Image: Courtesy of Reinaldo Funes Monzote.
About the Speakers
Reinaldo Funes Monzote
Professor of History at University of Havana
Reinaldo Funes Monzote is Professor of History at the University of Havana and Coordinator of the Geo Historical Research Program at the Antonio Nunez Jimenez Foundation in Cuba. Member of the Academy of History of Cuba and President of the Cuban Society for the History of Science and Technology. Author of De bosque a sabana. Azúcar, deforestación y medioambiente en Cuba: 1492-1926, winner of the Caribbean Thinking Award in 2003 and published by Siglo XXI de México in 2004. A version translated into the English, From Rainforest to Cane Field: A Cuban Environmental History since 1492 (2008), received the Elinor Melville prize by the Conference on Latin American History. In 2019 his book Nuestro viaje a la Luna. La idea de la transformación de la naturaleza en Cuba durante la Guerra Fría, won the Casa de las Américas Award. Co-author of Reconstructing the Landscapes of Slavery. A Visual History of the Plantation in the Nineteenth Century Atlantic World (2021). A visiting professor at universities in Spain, Brazil, Puerto Rico, and the United States. Fellow at the Davis Center for Historical Studies at Princeton University (2023) and the Hamburg Institute for Advanced Studies, Germany (2023-2024).
Sorcha Thomson
Interdisciplinary historian at SAVA UCL
Sorcha Thomson is an interdisciplinary historian of twentieth century anticolonial and socialist movements. She is particularly interested in the role of tricontinental movements and their solidarity networks in shaping global political agendas and imaginations. As SAVA Research Fellow in Global Socialisms, her current project investigates the transnationalism of Cuban agrarian reform between 1959 and the 1970s, a program of land redistribution that transformed the island and its socio-ecological relations.
Polly Savage
Senior Lecturer in the Art History of Africa at SOAS, London
Polly Savage teaches and writes on art theory, curating, and the visual arts in Africa and the African diaspora at the School of Oriental and African Studies (SOAS). She has worked on a range of curatorial and research projects across Africa, Brazil and the Caribbean over the last two decades, and held a curatorial post at London's October Gallery for 5-years. She has an MA in Postcolonial Studies from Goldsmiths and a PhD in Curating Contemporary Art from the Royal College of Art, and has taught at several other universties including Leeds, Goldsmiths and Birkbeck. Her most recent research focuses on the visual cultures of decolonisation and the Cold War in Lusophone Africa.

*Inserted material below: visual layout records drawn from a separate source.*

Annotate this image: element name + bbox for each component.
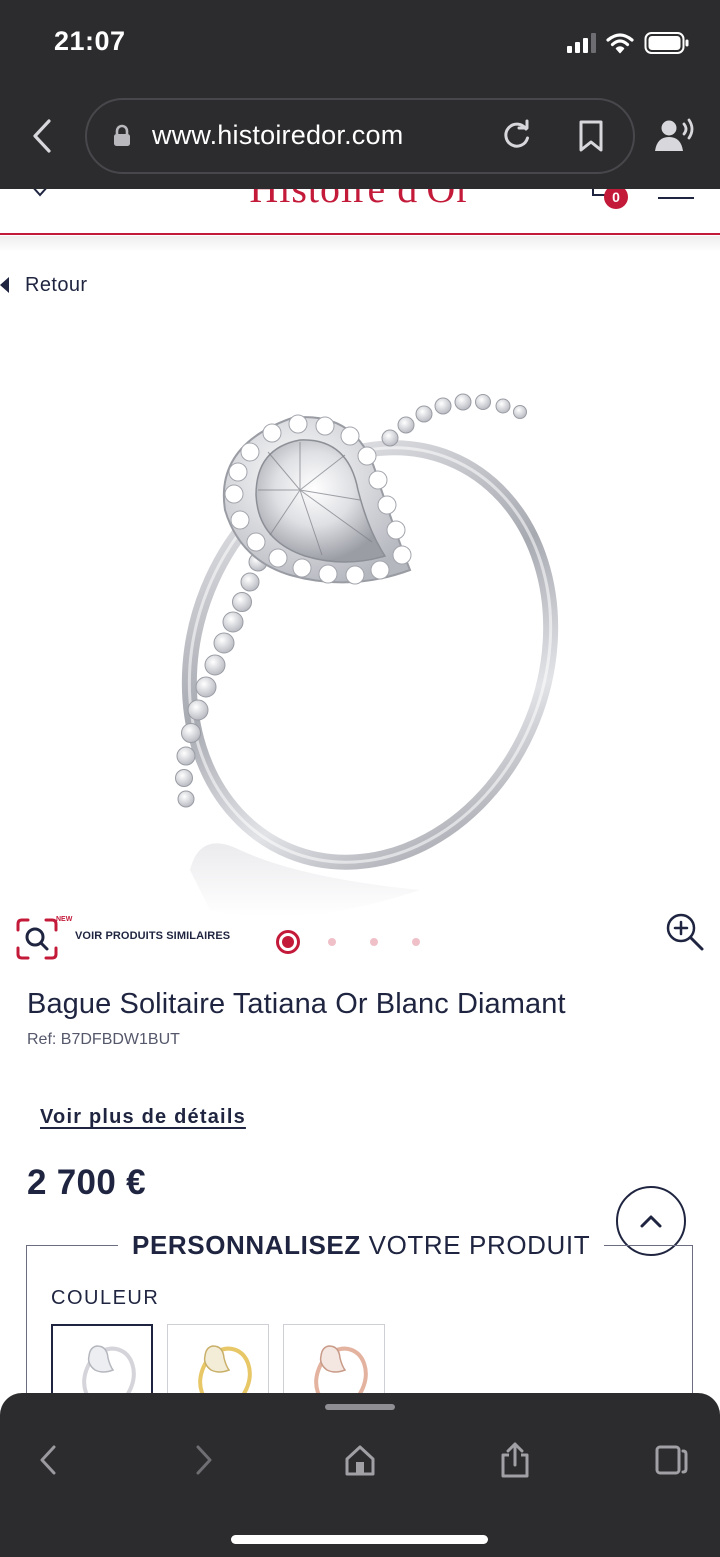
color-label: COULEUR <box>51 1287 160 1309</box>
toolbar-forward-button[interactable] <box>180 1436 228 1484</box>
bookmark-icon <box>579 120 603 152</box>
tabs-icon <box>655 1445 688 1475</box>
customize-heading: PERSONNALISEZ VOTRE PRODUIT <box>118 1230 605 1261</box>
product-price: 2 700 € <box>27 1163 146 1202</box>
gallery-dot-2[interactable] <box>328 938 336 946</box>
gallery-pagination <box>276 930 454 954</box>
home-indicator <box>231 1535 488 1544</box>
product-ref: Ref: B7DFBDW1BUT <box>27 1031 180 1048</box>
url-text: www.histoiredor.com <box>152 120 404 150</box>
caret-left-icon <box>0 277 9 293</box>
white-gold-ring-thumbnail <box>82 1345 136 1402</box>
header-shadow <box>0 236 720 252</box>
toolbar-grab-handle[interactable] <box>325 1404 395 1410</box>
chevron-right-icon <box>196 1445 212 1475</box>
gallery-dot-1[interactable] <box>276 930 300 954</box>
wifi-icon <box>606 33 634 54</box>
gallery-dot-3[interactable] <box>370 938 378 946</box>
bookmark-button[interactable] <box>570 114 612 158</box>
cellular-signal-icon <box>567 33 596 53</box>
chevron-left-icon <box>33 119 51 153</box>
rose-gold-ring-thumbnail <box>314 1345 368 1403</box>
home-icon <box>345 1445 375 1476</box>
details-link[interactable]: Voir plus de détails <box>40 1106 246 1129</box>
product-image[interactable] <box>0 330 720 970</box>
lock-icon <box>114 124 130 146</box>
swatch-rose-gold[interactable] <box>283 1324 385 1404</box>
product-title: Bague Solitaire Tatiana Or Blanc Diamant <box>27 988 566 1020</box>
site-header: Histoire d'Or 0 <box>0 189 720 235</box>
chevron-left-icon <box>40 1445 56 1475</box>
zoom-button[interactable] <box>665 912 705 952</box>
battery-icon <box>644 32 689 54</box>
voice-control-button[interactable] <box>650 112 700 160</box>
browser-back-button[interactable] <box>22 112 62 160</box>
reload-icon <box>504 119 529 148</box>
swatch-white-gold[interactable] <box>51 1324 153 1404</box>
share-icon <box>501 1442 529 1478</box>
voice-icon <box>655 118 694 151</box>
swatch-yellow-gold[interactable] <box>167 1324 269 1404</box>
similar-products-button[interactable] <box>14 916 60 962</box>
status-time: 21:07 <box>54 26 126 56</box>
gallery-dot-4[interactable] <box>412 938 420 946</box>
chevron-up-icon <box>640 1215 662 1228</box>
toolbar-back-button[interactable] <box>24 1436 72 1484</box>
new-badge: NEW <box>56 916 73 923</box>
toolbar-tabs-button[interactable] <box>647 1436 695 1484</box>
back-label: Retour <box>25 273 88 296</box>
visual-search-icon <box>16 918 58 960</box>
back-link[interactable]: Retour <box>0 272 87 298</box>
similar-products-label[interactable]: VOIR PRODUITS SIMILAIRES <box>75 930 230 942</box>
zoom-icon <box>666 913 704 951</box>
yellow-gold-ring-thumbnail <box>198 1345 252 1403</box>
menu-icon[interactable] <box>658 197 694 199</box>
reload-button[interactable] <box>494 114 538 158</box>
toolbar-home-button[interactable] <box>336 1436 384 1484</box>
customize-heading-bold: PERSONNALISEZ <box>132 1230 361 1260</box>
customize-heading-rest: VOTRE PRODUIT <box>360 1230 591 1260</box>
status-icons <box>567 30 690 56</box>
toolbar-share-button[interactable] <box>491 1436 539 1484</box>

Her book Making Art in Africa 1960-2010 (2014) compiled first-hand accounts from artists and curators in 13 countries across Africa, offering a broad overview of contemporary practice on the continent.
Jan Burek
Social and cultural historian at SAVA UCL
Jan Burek is a social and cultural historian whose primary focus is on the environmental and labour history of state socialist Poland. As a SAVA Research Fellow at IAS UCL, he studied an early 1960s international project of the Druzhba (Przyjaźń) oil pipeline from a local perspective of Płock, a town in Central Poland (where an enormous refinery and petrochemical plant was constructed as part of the Druzhba pipline network). His research aims to uncover how the inhabitants of Płock dealt with the impact of the pipeline and the plant on the environment and their daily lives, in the context of the emerging environmental awareness.